Good starting point for home made one. I'd replace adjusting screw with small headed one, close all the way and invert on some sandpaper to bring down the curved tops. Just use figure 8 pattern and once totally flat, polish to a mirror shine.
Why would you do a figure 8. I mean you have a really teally hood idea , but id use one of my cheaper coarse stones and just rune even strokes taking off material while pulling back .. but you gave me that idea do ty
I have exact tool in silver. I had to raise the blades on washers. Was not deep enough. I also bench grinded the top middle of the cross bars between blades. Looks & works perfectly now.
I’m encountering the same problem. My Orient Kamasu’s bezel doesn’t have enough clearance between the blades and cross rails. I’m going to try some stainless washers, hopefully that will solve the problem.
There is one more difference other than the second (left side) "bridge" that you mentioned - the Horotec tool has bushings installed inside the moving part which closes and opens - so that the it travels very smoothly and probably with zero wobble on the shafts (also make it more durable). I can't understand why the Chinese did not copy this since we are talking here about maybe 40-50 cents more in material (per tool) just two thin bushings pressed into the aluminum part to allow much smoother and precise travel on the two static shafts
Thansk for the vid. I just had to remove a seiko 5 pressed on bezel and it was a total pain in the ass with a razor blade and i slipped and gouged the case twice. I'm thinking this is probably a much safer option. I would love to see a vid of how you typically do it though. There's such little info on removing these flush friction fit bezels where there's barely a crack to get a blade into.

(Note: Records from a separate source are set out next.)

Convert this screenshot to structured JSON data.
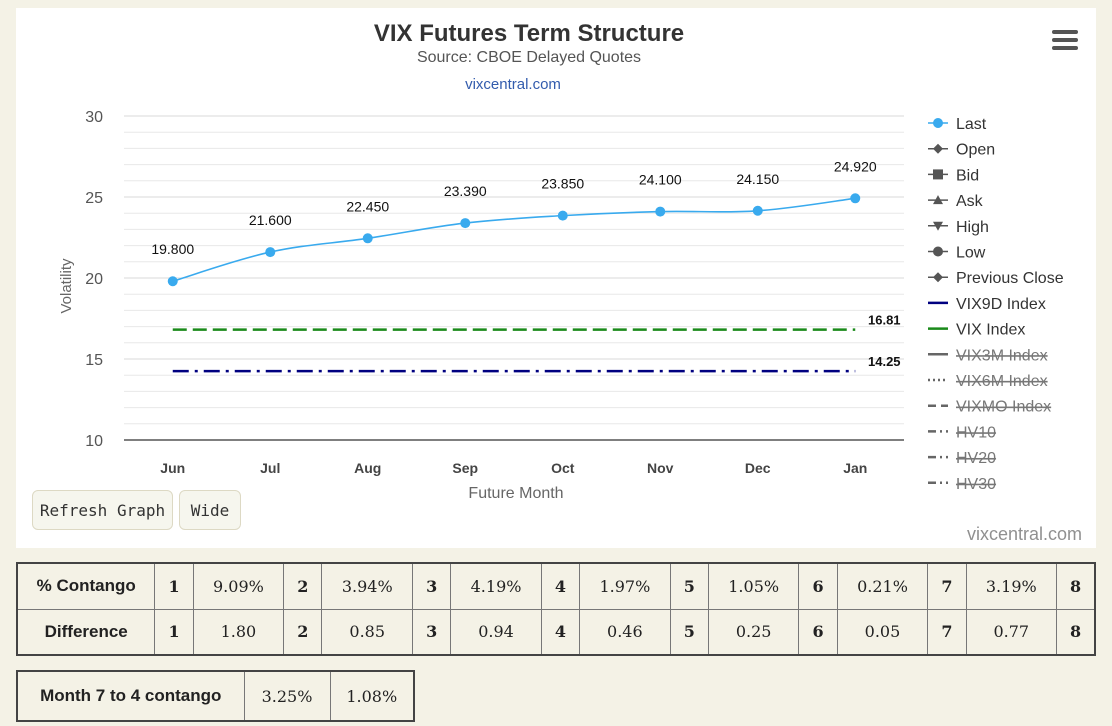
{
  "chart_data": {
    "type": "line",
    "title": "VIX Futures Term Structure",
    "subtitle": "Source: CBOE Delayed Quotes",
    "link": "vixcentral.com",
    "xlabel": "Future Month",
    "ylabel": "Volatility",
    "categories": [
      "Jun",
      "Jul",
      "Aug",
      "Sep",
      "Oct",
      "Nov",
      "Dec",
      "Jan"
    ],
    "ylim": [
      10,
      30
    ],
    "yticks": [
      10,
      15,
      20,
      25,
      30
    ],
    "grid": true,
    "series": [
      {
        "name": "Last",
        "values": [
          19.8,
          21.6,
          22.45,
          23.39,
          23.85,
          24.1,
          24.15,
          24.92
        ],
        "labels": [
          "19.800",
          "21.600",
          "22.450",
          "23.390",
          "23.850",
          "24.100",
          "24.150",
          "24.920"
        ],
        "color": "#39aaee"
      }
    ],
    "reference_lines": [
      {
        "name": "VIX Index",
        "value": 16.81,
        "label": "16.81",
        "color": "#1a8a1a",
        "style": "dashed"
      },
      {
        "name": "VIX9D Index",
        "value": 14.25,
        "label": "14.25",
        "color": "#000080",
        "style": "dash-dot"
      }
    ],
    "legend": {
      "position": "right",
      "items": [
        {
          "name": "Last",
          "symbol": "circle",
          "color": "#39aaee",
          "hidden": false
        },
        {
          "name": "Open",
          "symbol": "diamond",
          "color": "#555555",
          "hidden": false
        },
        {
          "name": "Bid",
          "symbol": "square",
          "color": "#555555",
          "hidden": false
        },
        {
          "name": "Ask",
          "symbol": "triangle",
          "color": "#555555",
          "hidden": false
        },
        {
          "name": "High",
          "symbol": "triangle-down",
          "color": "#555555",
          "hidden": false
        },
        {
          "name": "Low",
          "symbol": "circle",
          "color": "#555555",
          "hidden": false
        },
        {
          "name": "Previous Close",
          "symbol": "diamond",
          "color": "#555555",
          "hidden": false
        },
        {
          "name": "VIX9D Index",
          "symbol": "line",
          "color": "#000080",
          "hidden": false
        },
        {
          "name": "VIX Index",
          "symbol": "line",
          "color": "#1a8a1a",
          "hidden": false
        },
        {
          "name": "VIX3M Index",
          "symbol": "line",
          "color": "#666666",
          "hidden": true
        },
        {
          "name": "VIX6M Index",
          "symbol": "dotted",
          "color": "#666666",
          "hidden": true
        },
        {
          "name": "VIXMO Index",
          "symbol": "dashed",
          "color": "#666666",
          "hidden": true
        },
        {
          "name": "HV10",
          "symbol": "dash-dot",
          "color": "#666666",
          "hidden": true
        },
        {
          "name": "HV20",
          "symbol": "dash-dot",
          "color": "#666666",
          "hidden": true
        },
        {
          "name": "HV30",
          "symbol": "dash-dot",
          "color": "#666666",
          "hidden": true
        }
      ]
    }
  },
  "buttons": {
    "refresh": "Refresh Graph",
    "wide": "Wide"
  },
  "credit": "vixcentral.com",
  "contango_table": {
    "rows": [
      {
        "label": "% Contango",
        "values": [
          "9.09%",
          "3.94%",
          "4.19%",
          "1.97%",
          "1.05%",
          "0.21%",
          "3.19%"
        ]
      },
      {
        "label": "Difference",
        "values": [
          "1.80",
          "0.85",
          "0.94",
          "0.46",
          "0.25",
          "0.05",
          "0.77"
        ]
      }
    ],
    "indices": [
      "1",
      "2",
      "3",
      "4",
      "5",
      "6",
      "7",
      "8"
    ]
  },
  "month_table": {
    "label": "Month 7 to 4 contango",
    "values": [
      "3.25%",
      "1.08%"
    ]
  }
}
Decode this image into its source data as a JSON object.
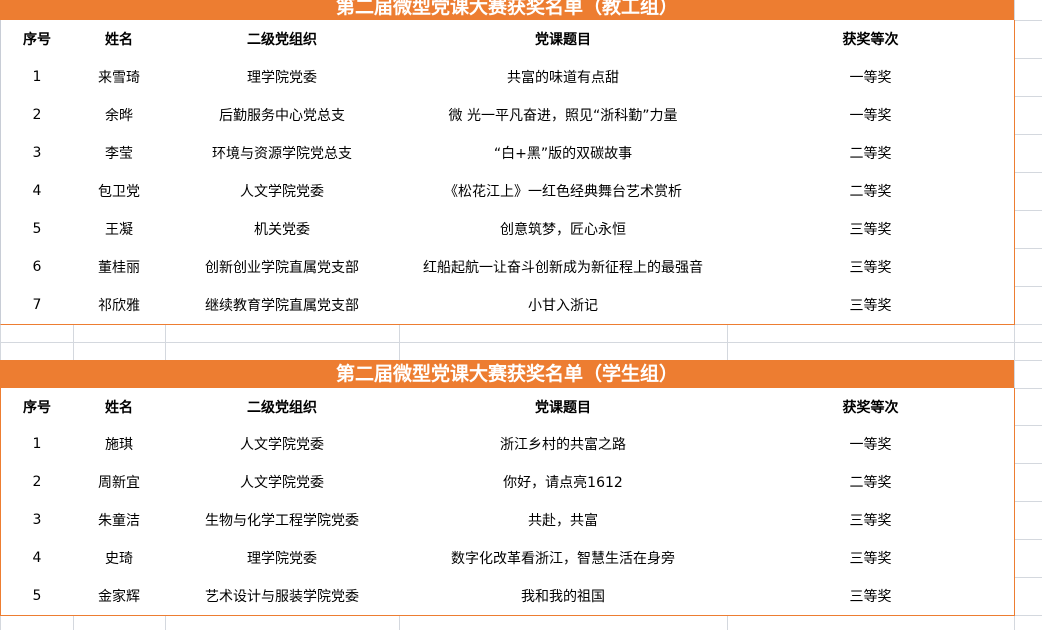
{
  "theme": {
    "accent": "#ED7D31",
    "gridline": "#D4D8DE",
    "header_divider": "#C8CDD6"
  },
  "columns": [
    "序号",
    "姓名",
    "二级党组织",
    "党课题目",
    "获奖等次"
  ],
  "tables": [
    {
      "title": "第二届微型党课大赛获奖名单（教工组）",
      "rows": [
        [
          "1",
          "来雪琦",
          "理学院党委",
          "共富的味道有点甜",
          "一等奖"
        ],
        [
          "2",
          "余晔",
          "后勤服务中心党总支",
          "微 光一平凡奋进，照见“浙科勤”力量",
          "一等奖"
        ],
        [
          "3",
          "李莹",
          "环境与资源学院党总支",
          "“白+黑”版的双碳故事",
          "二等奖"
        ],
        [
          "4",
          "包卫党",
          "人文学院党委",
          "《松花江上》一红色经典舞台艺术赏析",
          "二等奖"
        ],
        [
          "5",
          "王凝",
          "机关党委",
          "创意筑梦，匠心永恒",
          "三等奖"
        ],
        [
          "6",
          "董桂丽",
          "创新创业学院直属党支部",
          "红船起航一让奋斗创新成为新征程上的最强音",
          "三等奖"
        ],
        [
          "7",
          "祁欣雅",
          "继续教育学院直属党支部",
          "小甘入浙记",
          "三等奖"
        ]
      ]
    },
    {
      "title": "第二届微型党课大赛获奖名单（学生组）",
      "rows": [
        [
          "1",
          "施琪",
          "人文学院党委",
          "浙江乡村的共富之路",
          "一等奖"
        ],
        [
          "2",
          "周新宜",
          "人文学院党委",
          "你好，请点亮1612",
          "二等奖"
        ],
        [
          "3",
          "朱童洁",
          "生物与化学工程学院党委",
          "共赴，共富",
          "三等奖"
        ],
        [
          "4",
          "史琦",
          "理学院党委",
          "数字化改革看浙江，智慧生活在身旁",
          "三等奖"
        ],
        [
          "5",
          "金家辉",
          "艺术设计与服装学院党委",
          "我和我的祖国",
          "三等奖"
        ]
      ]
    }
  ]
}
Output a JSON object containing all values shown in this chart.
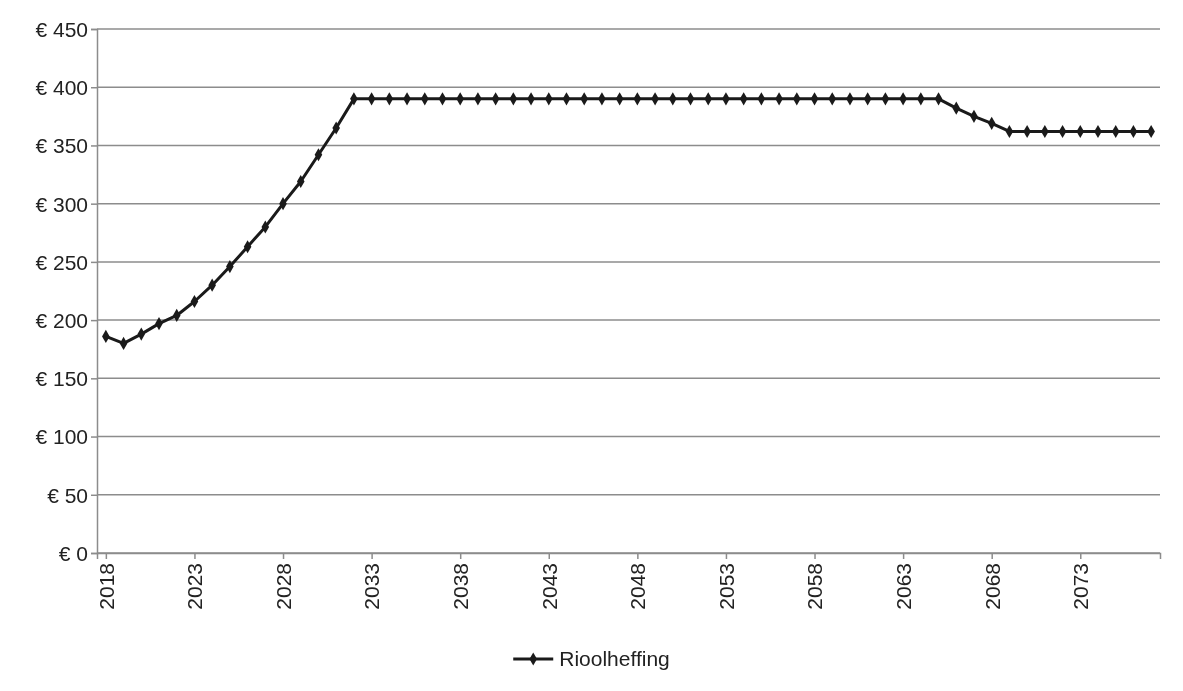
{
  "chart_data": {
    "type": "line",
    "categories": [
      "2018",
      null,
      null,
      null,
      null,
      "2023",
      null,
      null,
      null,
      null,
      "2028",
      null,
      null,
      null,
      null,
      "2033",
      null,
      null,
      null,
      null,
      "2038",
      null,
      null,
      null,
      null,
      "2043",
      null,
      null,
      null,
      null,
      "2048",
      null,
      null,
      null,
      null,
      "2053",
      null,
      null,
      null,
      null,
      "2058",
      null,
      null,
      null,
      null,
      "2063",
      null,
      null,
      null,
      null,
      "2068",
      null,
      null,
      null,
      null,
      "2073",
      null,
      null,
      null,
      null
    ],
    "series": [
      {
        "name": "Rioolheffing",
        "color": "#1a1a1a",
        "values": [
          186,
          180,
          188,
          197,
          204,
          216,
          230,
          246,
          263,
          280,
          300,
          319,
          342,
          365,
          390,
          390,
          390,
          390,
          390,
          390,
          390,
          390,
          390,
          390,
          390,
          390,
          390,
          390,
          390,
          390,
          390,
          390,
          390,
          390,
          390,
          390,
          390,
          390,
          390,
          390,
          390,
          390,
          390,
          390,
          390,
          390,
          390,
          390,
          382,
          375,
          369,
          362,
          362,
          362,
          362,
          362,
          362,
          362,
          362,
          362
        ]
      }
    ],
    "ylim": [
      0,
      450
    ],
    "yticks": [
      {
        "value": 0,
        "label": "€ 0"
      },
      {
        "value": 50,
        "label": "€ 50"
      },
      {
        "value": 100,
        "label": "€ 100"
      },
      {
        "value": 150,
        "label": "€ 150"
      },
      {
        "value": 200,
        "label": "€ 200"
      },
      {
        "value": 250,
        "label": "€ 250"
      },
      {
        "value": 300,
        "label": "€ 300"
      },
      {
        "value": 350,
        "label": "€ 350"
      },
      {
        "value": 400,
        "label": "€ 400"
      },
      {
        "value": 450,
        "label": "€ 450"
      }
    ],
    "grid": "y",
    "legend": "bottom",
    "marker": "diamond",
    "line_style": "solid"
  }
}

The ones on Ebay UK state that they are suitable for watches in the 38 to 40mm diameter range. I am amazed at this limitation. A lot of vintage watches are a bit smaller than this. Do you know of anywhere that supplies different blades to accommodate smaller watches? On the other hand do you think longer blades tapered toward the leading edge would do the trick?
Hello Chris. I just used it on a 32 mm ladies Datejust last week. The size is rated up to 40mm but can do smaller. Are you working on smaller than say 30 - 32mm? It's does the same size as the Horotec. I haven't confirmed but the replacement blade hole positions seem close to the swiss ones so there may be other blades available to fit. It is made of aluminum and given the inexpensive price another option may be drilling and tapping another inward blade mounting screw hole for each blade to move them in a bit more.
Excellent video. Would you use/recommend this in the process of removing a bezel from a watch like a Steinhart Ocean Two Premium? I 'd like to adjust the spring tension without breaking the bank. Cheers
It’s really unfortunate that American made watchmakers’ products that could compete with Swiss made ones are virtually non existent. Even as a hobbyist I would buy and support American made products if they were available before I look anywhere else.
Yes, have used it several times and it works well however I did stone down the top of the blades. It removed the sprin bezel off 4 watches. You do have to use a Razor blade on Rolex crystal retaining rings to first create a small gap.
I have one...... TOTALLY worthless out of the box. Blades do NOT align. Once one side the the bezel/case are aligned properly the other side isn't close.... aligned into the middle of the bezel. At a result it's worthless at present.
@@24hourgmtchannel64 I'm sure it can and I'm going to give it a good shot.... 😉 The problem is the two that aren't aligned are actually misaligned by differing amounts. I'm going to have to TRY and thin the blades down differing amounts to fit OR raise 2 blades by shimming them, but, slightly different amounts.
Have you ever tried the HOROTEC AUTOMATIC WATCH CASE OPENER MSA07.004? I was just wondering how it compares to this and if it might be a better choice?